If `a ne 0` and the line `2bx + 3cy + 4d = 0` passes through the points of intersection of the parabolas `y^2 = 4ax` and `x^2 = 4ay` then :

To solve the problem step by step, we need to find the conditions under which the line \(2bx + 3cy + 4d = 0\) passes through the points of intersection of the parabolas \(y^2 = 4ax\) and \(x^2 = 4ay\). ### Step 1: Identify the Points of Intersection We start with the two parabolas: 1. \(y^2 = 4ax\) (Parabola 1) 2. \(x^2 = 4ay\) (Parabola 2) To find the points of intersection, we can express \(x\) from the first equation and substitute it into the second equation.
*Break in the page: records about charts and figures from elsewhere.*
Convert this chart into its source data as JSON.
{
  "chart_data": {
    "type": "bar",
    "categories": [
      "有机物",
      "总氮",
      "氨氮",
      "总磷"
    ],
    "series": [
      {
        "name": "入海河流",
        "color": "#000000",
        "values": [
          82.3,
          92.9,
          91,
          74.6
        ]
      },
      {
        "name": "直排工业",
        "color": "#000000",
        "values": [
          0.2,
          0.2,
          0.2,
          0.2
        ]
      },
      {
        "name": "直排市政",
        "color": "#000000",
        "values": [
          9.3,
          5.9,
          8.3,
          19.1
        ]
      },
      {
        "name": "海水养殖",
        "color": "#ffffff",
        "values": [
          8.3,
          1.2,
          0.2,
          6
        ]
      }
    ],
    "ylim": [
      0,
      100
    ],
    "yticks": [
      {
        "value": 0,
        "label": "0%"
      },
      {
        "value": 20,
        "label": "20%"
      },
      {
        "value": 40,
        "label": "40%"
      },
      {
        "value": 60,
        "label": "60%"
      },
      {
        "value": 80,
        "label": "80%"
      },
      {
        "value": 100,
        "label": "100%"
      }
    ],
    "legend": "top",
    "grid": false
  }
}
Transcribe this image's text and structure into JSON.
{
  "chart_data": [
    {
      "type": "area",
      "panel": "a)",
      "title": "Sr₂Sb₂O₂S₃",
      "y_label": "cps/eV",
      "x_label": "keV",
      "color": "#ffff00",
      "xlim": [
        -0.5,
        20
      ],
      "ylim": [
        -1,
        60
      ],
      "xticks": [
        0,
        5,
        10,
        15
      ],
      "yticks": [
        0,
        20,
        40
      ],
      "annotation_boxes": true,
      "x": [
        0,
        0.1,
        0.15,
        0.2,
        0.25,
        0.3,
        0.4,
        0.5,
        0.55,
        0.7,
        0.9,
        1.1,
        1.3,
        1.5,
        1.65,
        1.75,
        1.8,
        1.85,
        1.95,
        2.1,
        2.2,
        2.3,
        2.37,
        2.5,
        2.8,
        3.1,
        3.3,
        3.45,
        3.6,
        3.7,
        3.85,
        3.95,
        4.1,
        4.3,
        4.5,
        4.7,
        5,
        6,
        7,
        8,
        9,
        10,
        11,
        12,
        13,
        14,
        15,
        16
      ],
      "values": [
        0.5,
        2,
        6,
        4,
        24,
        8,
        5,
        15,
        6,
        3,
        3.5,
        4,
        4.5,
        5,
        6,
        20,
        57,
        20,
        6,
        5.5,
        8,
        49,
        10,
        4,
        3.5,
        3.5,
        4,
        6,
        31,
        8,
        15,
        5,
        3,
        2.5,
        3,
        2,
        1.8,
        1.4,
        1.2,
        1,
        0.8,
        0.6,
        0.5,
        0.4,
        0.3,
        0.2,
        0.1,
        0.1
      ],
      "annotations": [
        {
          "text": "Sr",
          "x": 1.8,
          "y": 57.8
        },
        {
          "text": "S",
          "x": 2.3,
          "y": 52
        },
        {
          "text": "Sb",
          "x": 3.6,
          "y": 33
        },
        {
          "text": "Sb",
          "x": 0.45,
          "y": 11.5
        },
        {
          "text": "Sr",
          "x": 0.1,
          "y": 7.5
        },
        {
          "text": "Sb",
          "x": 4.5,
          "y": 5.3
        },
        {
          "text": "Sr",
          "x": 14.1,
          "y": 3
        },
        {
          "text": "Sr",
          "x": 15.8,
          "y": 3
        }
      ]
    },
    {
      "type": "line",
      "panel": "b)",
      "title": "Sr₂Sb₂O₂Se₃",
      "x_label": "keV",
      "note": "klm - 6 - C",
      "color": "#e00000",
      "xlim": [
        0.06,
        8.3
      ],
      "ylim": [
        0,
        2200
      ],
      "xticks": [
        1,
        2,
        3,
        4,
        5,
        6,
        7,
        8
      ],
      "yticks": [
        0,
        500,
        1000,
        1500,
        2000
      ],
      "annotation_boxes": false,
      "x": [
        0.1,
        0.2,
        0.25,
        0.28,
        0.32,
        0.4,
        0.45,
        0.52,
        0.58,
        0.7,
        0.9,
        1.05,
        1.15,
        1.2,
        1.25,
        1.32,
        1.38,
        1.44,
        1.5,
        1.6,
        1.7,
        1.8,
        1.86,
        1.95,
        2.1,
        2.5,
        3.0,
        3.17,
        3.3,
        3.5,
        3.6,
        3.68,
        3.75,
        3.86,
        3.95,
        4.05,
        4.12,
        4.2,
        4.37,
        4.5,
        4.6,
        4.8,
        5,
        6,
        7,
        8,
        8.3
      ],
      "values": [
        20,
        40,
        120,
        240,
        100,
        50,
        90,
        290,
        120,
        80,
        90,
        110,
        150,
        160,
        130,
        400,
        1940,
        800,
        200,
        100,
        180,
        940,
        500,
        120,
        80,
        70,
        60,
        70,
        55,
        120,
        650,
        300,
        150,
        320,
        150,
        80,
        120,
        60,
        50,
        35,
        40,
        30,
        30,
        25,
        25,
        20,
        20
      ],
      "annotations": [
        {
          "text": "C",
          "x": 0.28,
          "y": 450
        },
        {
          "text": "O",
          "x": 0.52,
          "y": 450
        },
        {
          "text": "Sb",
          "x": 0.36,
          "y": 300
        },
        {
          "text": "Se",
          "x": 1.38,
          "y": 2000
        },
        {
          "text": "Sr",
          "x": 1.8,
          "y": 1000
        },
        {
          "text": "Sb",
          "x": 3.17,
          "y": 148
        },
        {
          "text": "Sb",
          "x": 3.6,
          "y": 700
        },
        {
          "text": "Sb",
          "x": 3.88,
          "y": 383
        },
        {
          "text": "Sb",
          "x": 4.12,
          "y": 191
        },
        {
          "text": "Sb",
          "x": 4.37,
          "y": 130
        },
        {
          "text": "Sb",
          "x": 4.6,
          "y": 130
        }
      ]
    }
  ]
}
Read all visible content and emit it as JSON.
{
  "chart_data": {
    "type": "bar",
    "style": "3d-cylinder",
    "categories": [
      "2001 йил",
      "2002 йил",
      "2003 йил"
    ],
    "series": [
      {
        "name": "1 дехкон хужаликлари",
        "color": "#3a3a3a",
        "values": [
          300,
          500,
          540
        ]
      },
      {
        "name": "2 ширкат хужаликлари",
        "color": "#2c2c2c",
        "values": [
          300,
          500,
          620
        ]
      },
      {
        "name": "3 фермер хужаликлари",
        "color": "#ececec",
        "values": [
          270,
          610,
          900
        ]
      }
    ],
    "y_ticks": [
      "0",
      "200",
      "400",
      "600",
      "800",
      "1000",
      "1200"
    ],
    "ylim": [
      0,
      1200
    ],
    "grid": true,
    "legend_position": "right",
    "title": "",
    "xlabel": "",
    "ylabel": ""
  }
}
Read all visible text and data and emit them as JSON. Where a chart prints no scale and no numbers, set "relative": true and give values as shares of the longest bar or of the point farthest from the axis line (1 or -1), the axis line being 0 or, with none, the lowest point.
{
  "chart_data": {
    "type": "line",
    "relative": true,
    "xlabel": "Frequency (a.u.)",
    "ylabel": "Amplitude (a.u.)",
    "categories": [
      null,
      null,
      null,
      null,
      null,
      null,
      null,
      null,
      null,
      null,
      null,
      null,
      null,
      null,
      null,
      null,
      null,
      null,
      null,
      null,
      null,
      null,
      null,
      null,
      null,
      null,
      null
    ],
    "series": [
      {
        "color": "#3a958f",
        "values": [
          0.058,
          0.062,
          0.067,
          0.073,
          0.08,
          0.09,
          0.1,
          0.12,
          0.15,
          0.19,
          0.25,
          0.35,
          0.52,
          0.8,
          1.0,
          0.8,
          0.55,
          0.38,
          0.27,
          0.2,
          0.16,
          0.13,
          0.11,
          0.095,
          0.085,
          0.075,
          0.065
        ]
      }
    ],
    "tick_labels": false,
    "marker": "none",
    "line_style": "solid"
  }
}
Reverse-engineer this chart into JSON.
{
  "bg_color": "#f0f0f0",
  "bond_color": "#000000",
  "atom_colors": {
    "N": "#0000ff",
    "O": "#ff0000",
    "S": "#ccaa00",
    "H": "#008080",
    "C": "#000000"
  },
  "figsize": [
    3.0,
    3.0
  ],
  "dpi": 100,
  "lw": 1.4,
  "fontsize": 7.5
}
From \(y^2 = 4ax\), we can express \(x\) as: \[ x = \frac{y^2}{4a} \] Substituting \(x\) into the second parabola's equation: \[ \left(\frac{y^2}{4a}\right)^2 = 4ay \] \[ \frac{y^4}{16a^2} = 4ay \] Multiplying both sides by \(16a^2\) to eliminate the fraction: \[ y^4 = 64a^3y \] Rearranging gives: \[ y^4 - 64a^3y = 0 \] Factoring out \(y\): \[ y(y^3 - 64a^3) = 0 \] This gives us: 1. \(y = 0\) 2. \(y^3 - 64a^3 = 0 \Rightarrow y = 4a\) ### Step 2: Find Corresponding \(x\) Values Now we find the corresponding \(x\) values for the \(y\) values we found: - For \(y = 0\): \[ y^2 = 4ax \Rightarrow 0 = 4ax \Rightarrow x = 0 \] - For \(y = 4a\): \[ y^2 = 4ax \Rightarrow (4a)^2 = 4ax \Rightarrow 16a^2 = 4ax \Rightarrow x = 4a \] Thus, the points of intersection are: 1. \(O(0, 0)\) 2. \(A(4a, 4a)\) ### Step 3: Substitute Points into the Line Equation Now we check if the line \(2bx + 3cy + 4d = 0\) passes through these points. 1. For point \(O(0, 0)\): \[ 2b(0) + 3c(0) + 4d = 0 \Rightarrow 4d = 0 \Rightarrow d = 0 \] 2. For point \(A(4a, 4a)\): \[ 2b(4a) + 3c(4a) + 4d = 0 \Rightarrow 8ab + 12ac + 4d = 0 \] Substituting \(d = 0\): \[ 8ab + 12ac = 0 \] ### Step 4: Factor and Solve for Conditions Factoring out \(4a\) (since \(a \neq 0\)): \[ 4a(2b + 3c) = 0 \] Since \(a \neq 0\), we have: \[ 2b + 3c = 0 \] ### Conclusion Thus, the condition for the line to pass through the points of intersection of the two parabolas is: \[ 2b + 3c = 0 \]